Children at Ygnacio Elementary School in Concord pick up lunch from a new serving counter.

Children at Ygnacio Elementary School in Concord pick up lunch from a new serving counter.

Thanks to new equipment in school kitchens, made possible by special U.S. Department of Agriculture grants, schools around the country are now serving fresher, healthier and more appealing food to students, according to research by the UC Nutrition Policy Institute (NPI).

"Years of federal neglect have resulted in many poorly equipped school kitchens, making it impossible to serve the nutritious meals that students need, particularly in light of the obesity epidemic that has affected so many youngsters," said Kenneth Hecht, NPI coordinator.

During the past six years, Congress provided nearly $200 million to help schools purchase new equipment. Pew Charitable Trusts engaged NPI to see whether the grants enabled schools to make more meals from scratch with locally grown food and lead children to make healthy food choices.

NPI researchers visited 19 schools across the country to see new equipment in action and interview food service professionals, administrators and students. Their report was issued this month by Pew Charitable Trusts.

“Just one new appliance or serving station can have surprising impact on meal programs and students,” Hecht said. “Because of the USDA's School Kitchen Grants, more students are choosing school meals and they are eating more fruits, vegetables and other healthy options.”
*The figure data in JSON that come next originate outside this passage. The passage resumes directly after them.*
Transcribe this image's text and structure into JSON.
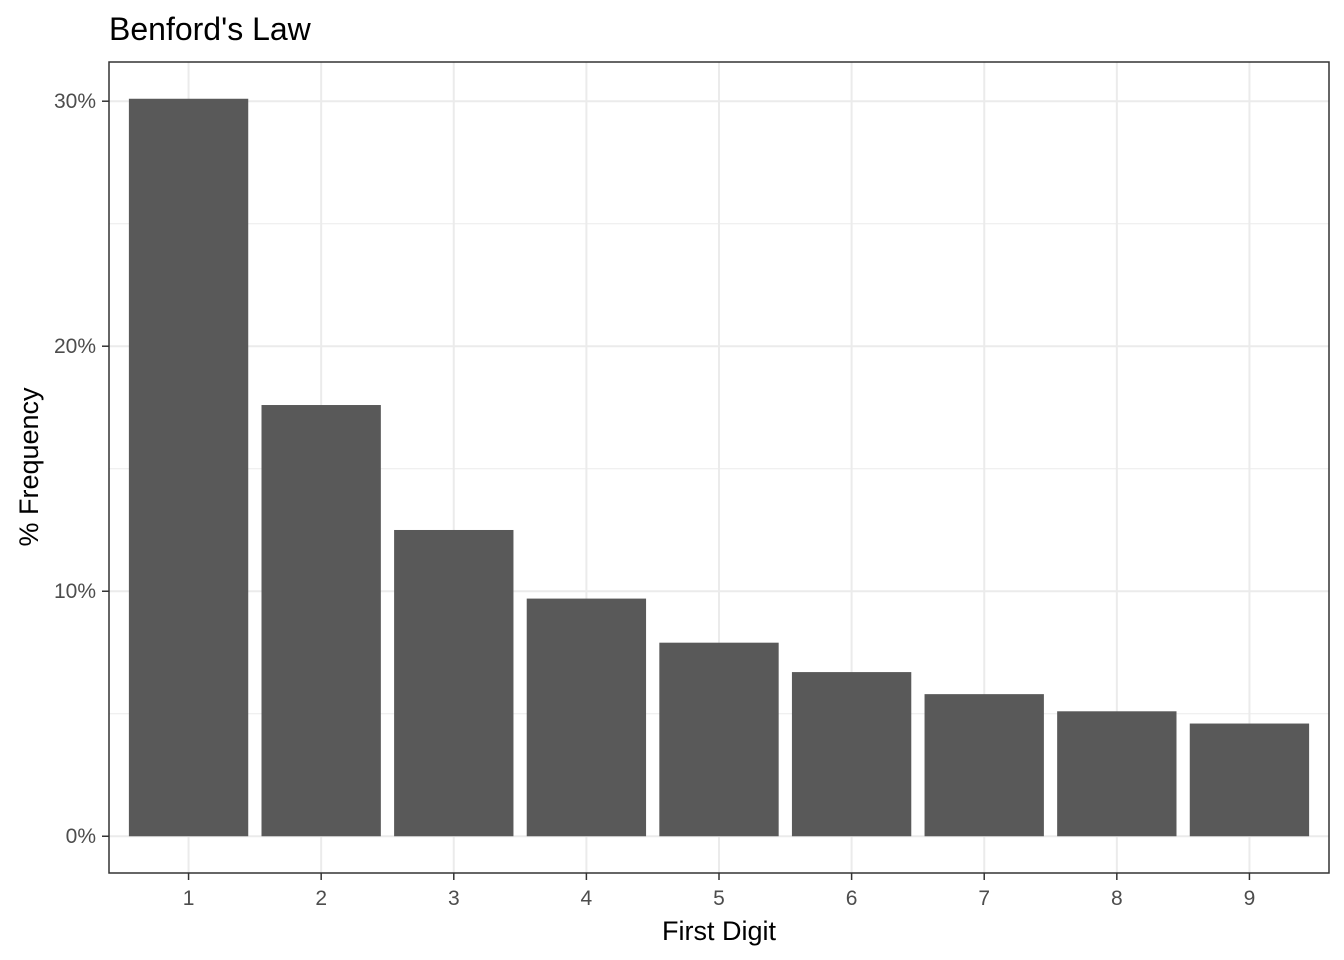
{
  "chart_data": {
    "type": "bar",
    "title": "Benford's Law",
    "xlabel": "First Digit",
    "ylabel": "% Frequency",
    "categories": [
      "1",
      "2",
      "3",
      "4",
      "5",
      "6",
      "7",
      "8",
      "9"
    ],
    "values": [
      0.301,
      0.176,
      0.125,
      0.097,
      0.079,
      0.067,
      0.058,
      0.051,
      0.046
    ],
    "ylim": [
      -0.015,
      0.316
    ],
    "y_ticks": [
      0,
      0.1,
      0.2,
      0.3
    ],
    "y_tick_labels": [
      "0%",
      "10%",
      "20%",
      "30%"
    ],
    "y_minor_ticks": [
      0.05,
      0.15,
      0.25
    ],
    "grid": true,
    "legend": "none",
    "bar_color": "#595959",
    "grid_color": "#ebebeb",
    "border_color": "#333333"
  }
}
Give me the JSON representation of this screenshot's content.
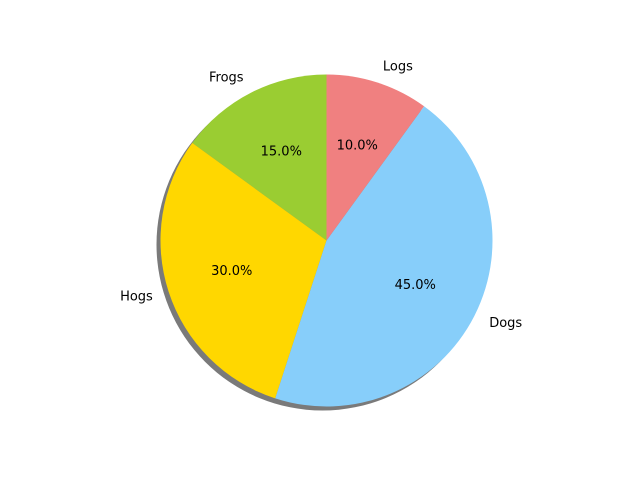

The Nutrition Policy Institute, a statewide program that is part of UC's Division of Agriculture and Natural Resources, contracted with Pew to take a close look at a sample of representative schools that received the USDA kitchen equipment grants. The 19 schools – in the states of Kansas, Kentucky, California, Pennsylvania, Hawaii, North Dakota and Maine – were chosen to represent a range of sizes, grade levels and community types (urban, suburban and rural).

One of the schools in the study was Ygnacio Valley Elementary School in Concord, where the worn and dimly lit serving line made meals look lackluster. With the USDA grant, the school purchased a new serving counter with heated and refrigerated serving wells to keep dishes at proper temperatures, a salad bar and under-counter lighting that draws attention to colorful produce and other healthy fare.

“Children are taking and eating more fruits and vegetables because they can actually see how beautiful the food is and get to it easily,” says Megan Webb, the school's food service manager.

Another California school involved in the research, Robertson Intermediate School in Daly City, used the grant funds to purchase a large, three-door refrigerator and a warming oven. The upgrades helped the school increase the number and appeal of its entrée options and made it possible to contract with a different meal vendor for the 2015-16 school year.

“We absolutely needed new equipment; what we had barely functioned,” said Audra Pittman, superintendent of the Bayshore Elementary School District.

“The food is really good,” said one student cafeteria helper. “It's much better than last year.”